[spike] Investigate Scikit-Learn's decision_function and score_samples

Is your enhancement request related to a problem? Please describe

Scikit-Learn's pipeline api provides two additional methods that are not covered by Rubicon's Scikit-Learn integration: decision_function and score_samples.

Further investigate decision_function and score_samples to determine if these should be integrated in to Rubicon:

[x] Use case for decision_function rather than score?
[x] Does score use decision_function?
[x] When should score_samples be leveraged?
[x] Additionally, score_samples might be the solution to allow multiple_scores in Rubicon

Additional Sources decision_function in Scikit-learn examples:

score_samples in Scikit-learn examples:

Scikit-learn defines decision_function as:

In a fitted classifier or outlier detector, predicts a “soft” score for each sample in relation to each class, rather than the “hard” categorical prediction produced by predict. Its input is usually only some observed data, X.

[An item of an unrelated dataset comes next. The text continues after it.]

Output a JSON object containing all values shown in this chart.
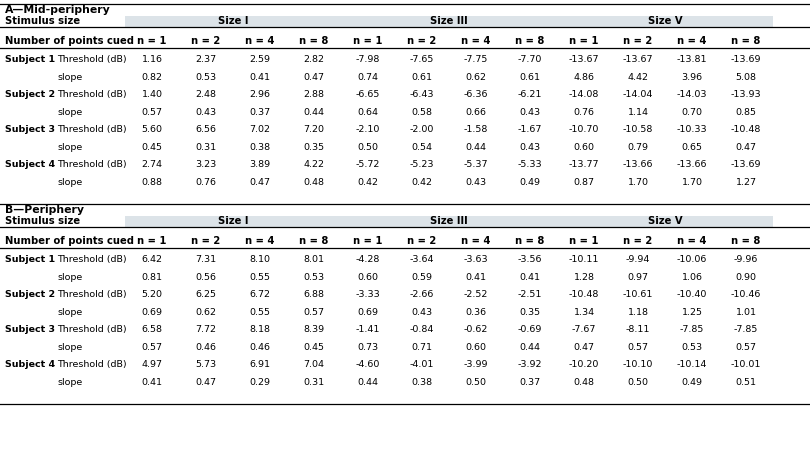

If the estimator was not already fitted, calling this method should raise a exceptions.NotFittedError.

Scikit-learn's decision_function is used to predict soft scores for samples. Predictions are out of scope for Rubicon, there is no need to implement logging for decision_function. Note, in cases like the EllipticEnvelope estimator, decision_function is called by predict, which is used in score. Additionally , decision_function utilizes score_samples.

Score_samples on the other hand is used to score individual scores across samples. This could be sum or the mean of all these scores are used to calculate score() for many estimators; such as the FactorAnalysis Estimator, PCA estimator, BayesianGaussianMixture estimator, and HalvingGridSearchCV estimator. Score_samples can also be used for density estimation. Scikit-learn examples show score_samples being used in Density Estimation, Density Estimation for a Gaussian Mixture, Kernel Density Estimation for Species Distributions , and Simple 1D Kernel Density Estimation.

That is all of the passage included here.